Yes, said Neva, I’m sure he will.
So, Patrizia said, turning her gaze to Roman who was now kneeling and sliding and twisting, how is it going with the homework?
—
That night Neva had a series of dreams. In one of them she was running, in another drowning, in another she had entirely forgotten who she was and someone was expecting her to explain herself. When she woke up, tormented, sweaty, twitching, she had the feeling that there was something urgent she was required to do, but she did not know what it was and she had a deadline. Gradually, as her heart slowed and her mind settled and she returned to her bedroom, she began to piece together the events of the day and to recall what had transpired between her and Steve and to understand why she was in this state of panic and dread.
She could not still herself completely. No matter how deeply she breathed or how many times she told herself that she was safe at this moment and that in any future moment Steve would be looking out for her, she could not untangle the terrible, writhing, screaming pain that lived behind her heart and slightly toward the middle of her back, between her shoulder blades, like one of those tumors that grows nails and teeth, screeching and clawing and insisting that it be allowed to survive, to live, and even to burst through her skin in some grotesque hatching. One instant she pictured it as a deformed squirming creature and the next she felt unbearable pity for this desperate helpless thing. Her pain. She held it. It quieted. The shrieking subsided. It did not go away, but it quieted.
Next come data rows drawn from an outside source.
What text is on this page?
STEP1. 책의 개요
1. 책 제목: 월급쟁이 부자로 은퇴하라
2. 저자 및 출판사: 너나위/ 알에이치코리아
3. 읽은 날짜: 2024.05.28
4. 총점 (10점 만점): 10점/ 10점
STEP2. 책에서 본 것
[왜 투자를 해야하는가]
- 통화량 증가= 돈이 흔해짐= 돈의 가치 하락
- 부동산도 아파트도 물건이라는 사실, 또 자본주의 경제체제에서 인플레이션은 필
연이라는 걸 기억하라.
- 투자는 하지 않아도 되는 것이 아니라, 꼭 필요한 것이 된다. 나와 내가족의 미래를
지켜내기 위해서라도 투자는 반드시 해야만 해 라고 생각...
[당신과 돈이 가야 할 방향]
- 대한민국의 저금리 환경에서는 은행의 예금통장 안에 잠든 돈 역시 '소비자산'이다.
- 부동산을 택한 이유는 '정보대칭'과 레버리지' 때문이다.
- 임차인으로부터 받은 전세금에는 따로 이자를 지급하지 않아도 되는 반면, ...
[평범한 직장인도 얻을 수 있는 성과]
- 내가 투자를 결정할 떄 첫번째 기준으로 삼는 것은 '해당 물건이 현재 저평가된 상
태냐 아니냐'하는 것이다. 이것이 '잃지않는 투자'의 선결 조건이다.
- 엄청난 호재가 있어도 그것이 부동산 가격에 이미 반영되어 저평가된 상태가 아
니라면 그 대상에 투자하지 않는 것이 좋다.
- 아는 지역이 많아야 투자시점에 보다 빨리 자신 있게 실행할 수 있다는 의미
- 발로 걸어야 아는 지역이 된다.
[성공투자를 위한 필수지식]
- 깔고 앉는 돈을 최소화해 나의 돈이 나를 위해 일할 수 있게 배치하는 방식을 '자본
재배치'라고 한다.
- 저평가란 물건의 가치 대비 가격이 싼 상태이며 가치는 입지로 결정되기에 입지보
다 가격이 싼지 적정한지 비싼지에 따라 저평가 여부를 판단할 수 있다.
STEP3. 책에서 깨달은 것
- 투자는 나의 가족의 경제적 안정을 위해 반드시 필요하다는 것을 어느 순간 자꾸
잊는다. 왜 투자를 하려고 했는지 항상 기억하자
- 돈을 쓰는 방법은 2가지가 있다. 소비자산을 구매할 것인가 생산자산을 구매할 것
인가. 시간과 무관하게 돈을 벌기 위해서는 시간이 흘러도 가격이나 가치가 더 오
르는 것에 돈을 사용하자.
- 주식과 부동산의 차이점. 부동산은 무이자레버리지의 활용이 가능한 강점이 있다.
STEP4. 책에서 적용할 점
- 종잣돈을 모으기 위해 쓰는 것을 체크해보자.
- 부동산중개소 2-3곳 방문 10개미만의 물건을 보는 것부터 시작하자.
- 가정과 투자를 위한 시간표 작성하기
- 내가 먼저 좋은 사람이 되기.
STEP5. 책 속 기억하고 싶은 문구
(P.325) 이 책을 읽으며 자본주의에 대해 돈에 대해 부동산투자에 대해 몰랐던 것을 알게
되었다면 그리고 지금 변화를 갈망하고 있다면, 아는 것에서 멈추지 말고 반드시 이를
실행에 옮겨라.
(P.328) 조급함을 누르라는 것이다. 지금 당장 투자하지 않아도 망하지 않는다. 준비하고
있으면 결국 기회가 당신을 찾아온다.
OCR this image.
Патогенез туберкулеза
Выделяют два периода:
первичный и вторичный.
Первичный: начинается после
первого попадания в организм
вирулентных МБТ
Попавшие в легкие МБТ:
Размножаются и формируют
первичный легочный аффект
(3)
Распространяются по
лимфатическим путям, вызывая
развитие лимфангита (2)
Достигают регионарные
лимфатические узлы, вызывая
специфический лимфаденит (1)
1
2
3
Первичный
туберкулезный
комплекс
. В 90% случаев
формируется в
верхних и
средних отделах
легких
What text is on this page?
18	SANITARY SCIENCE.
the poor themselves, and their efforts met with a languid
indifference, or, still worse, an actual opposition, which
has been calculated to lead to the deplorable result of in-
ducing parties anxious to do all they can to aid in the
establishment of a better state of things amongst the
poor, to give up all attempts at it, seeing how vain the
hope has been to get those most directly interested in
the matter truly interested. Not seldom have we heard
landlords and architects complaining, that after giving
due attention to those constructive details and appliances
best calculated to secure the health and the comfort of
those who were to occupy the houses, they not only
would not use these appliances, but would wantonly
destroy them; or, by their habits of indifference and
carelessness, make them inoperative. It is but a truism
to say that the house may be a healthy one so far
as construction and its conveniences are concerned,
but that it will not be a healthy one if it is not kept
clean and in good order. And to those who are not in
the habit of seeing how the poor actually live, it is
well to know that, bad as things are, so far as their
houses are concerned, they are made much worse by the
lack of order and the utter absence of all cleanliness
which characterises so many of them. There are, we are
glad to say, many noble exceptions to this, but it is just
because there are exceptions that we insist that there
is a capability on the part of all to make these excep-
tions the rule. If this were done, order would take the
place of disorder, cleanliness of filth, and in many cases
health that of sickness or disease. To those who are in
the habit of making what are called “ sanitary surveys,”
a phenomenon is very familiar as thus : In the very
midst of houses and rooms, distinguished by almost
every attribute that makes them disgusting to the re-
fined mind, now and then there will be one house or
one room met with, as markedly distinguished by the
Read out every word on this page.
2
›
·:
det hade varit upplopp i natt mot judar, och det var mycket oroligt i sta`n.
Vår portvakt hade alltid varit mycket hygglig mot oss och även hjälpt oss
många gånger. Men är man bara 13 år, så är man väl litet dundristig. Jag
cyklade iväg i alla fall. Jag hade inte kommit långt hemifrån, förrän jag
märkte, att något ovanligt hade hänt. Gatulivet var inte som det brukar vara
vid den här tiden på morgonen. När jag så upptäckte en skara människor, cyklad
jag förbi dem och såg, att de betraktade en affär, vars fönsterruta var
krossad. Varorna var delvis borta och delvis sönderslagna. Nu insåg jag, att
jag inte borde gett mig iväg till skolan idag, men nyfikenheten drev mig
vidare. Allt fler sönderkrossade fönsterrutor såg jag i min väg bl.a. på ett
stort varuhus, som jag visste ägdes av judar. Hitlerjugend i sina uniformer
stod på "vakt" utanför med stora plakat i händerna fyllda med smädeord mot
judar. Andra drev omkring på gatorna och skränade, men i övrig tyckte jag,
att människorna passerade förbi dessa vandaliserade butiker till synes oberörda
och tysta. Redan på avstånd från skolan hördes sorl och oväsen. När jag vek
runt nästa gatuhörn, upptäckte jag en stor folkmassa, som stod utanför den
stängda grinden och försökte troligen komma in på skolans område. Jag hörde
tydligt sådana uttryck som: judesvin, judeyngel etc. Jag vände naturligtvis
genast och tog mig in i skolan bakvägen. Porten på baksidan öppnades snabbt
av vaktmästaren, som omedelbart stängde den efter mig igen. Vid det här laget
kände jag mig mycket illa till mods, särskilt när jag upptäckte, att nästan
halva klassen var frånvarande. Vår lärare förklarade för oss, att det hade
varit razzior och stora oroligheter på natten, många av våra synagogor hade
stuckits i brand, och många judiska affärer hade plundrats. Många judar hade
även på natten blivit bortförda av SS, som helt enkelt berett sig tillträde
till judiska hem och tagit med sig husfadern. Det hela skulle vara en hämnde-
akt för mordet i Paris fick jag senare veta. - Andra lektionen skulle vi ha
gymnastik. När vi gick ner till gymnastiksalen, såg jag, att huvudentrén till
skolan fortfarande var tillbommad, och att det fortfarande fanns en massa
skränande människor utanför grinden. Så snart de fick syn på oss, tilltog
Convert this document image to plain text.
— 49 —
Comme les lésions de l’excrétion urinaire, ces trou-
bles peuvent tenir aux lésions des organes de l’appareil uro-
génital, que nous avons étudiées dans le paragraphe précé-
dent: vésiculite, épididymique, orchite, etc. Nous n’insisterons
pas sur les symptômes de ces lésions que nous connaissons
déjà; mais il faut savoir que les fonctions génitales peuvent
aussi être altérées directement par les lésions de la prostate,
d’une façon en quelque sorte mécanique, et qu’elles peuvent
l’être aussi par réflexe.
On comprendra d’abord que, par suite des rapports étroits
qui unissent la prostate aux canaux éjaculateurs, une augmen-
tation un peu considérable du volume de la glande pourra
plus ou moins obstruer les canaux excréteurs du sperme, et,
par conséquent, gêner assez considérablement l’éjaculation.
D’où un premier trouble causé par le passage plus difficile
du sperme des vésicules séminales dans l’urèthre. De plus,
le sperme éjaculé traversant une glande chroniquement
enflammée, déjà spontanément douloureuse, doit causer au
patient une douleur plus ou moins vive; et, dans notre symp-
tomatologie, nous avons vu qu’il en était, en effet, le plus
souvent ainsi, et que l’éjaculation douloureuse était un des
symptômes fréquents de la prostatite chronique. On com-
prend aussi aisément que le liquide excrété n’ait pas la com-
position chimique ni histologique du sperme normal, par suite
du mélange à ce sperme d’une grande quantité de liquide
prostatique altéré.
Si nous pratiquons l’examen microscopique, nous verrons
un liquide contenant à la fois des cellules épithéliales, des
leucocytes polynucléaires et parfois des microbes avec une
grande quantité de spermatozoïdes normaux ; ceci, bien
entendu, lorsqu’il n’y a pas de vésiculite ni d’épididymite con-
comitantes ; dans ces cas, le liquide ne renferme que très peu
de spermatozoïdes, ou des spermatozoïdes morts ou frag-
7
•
The idea that she was going to return, if only as an observer, to the world that she had so narrowly escaped seemed unreal and impossible at first but slowly formed a kind of sense in her mind and she was able to encompass the thought without it entirely overwhelming her. She felt herself at some inaccessible height, above everyday occurrences, viewing her life from a tremendous distance, seeing patterns and repetitions, variations on a theme, and she felt an enormous tenderness for her tiny being, hiking up and down the mountain ranges of her experiences, tracing the shape of a steep and jagged EKG, not unlike the beating of her own irregular heart. She felt no happiness or peace or torment or anger, just an awareness that the fear she had felt on behalf of this being, herself, was a part of her life. It would never go away, she realized. No matter what she did she would carry this fear with her, so she might as well do something with it, use it, take some action. She would do what he asked. She felt a release from the lingering suffering of her nightmares and was able to fall back to sleep.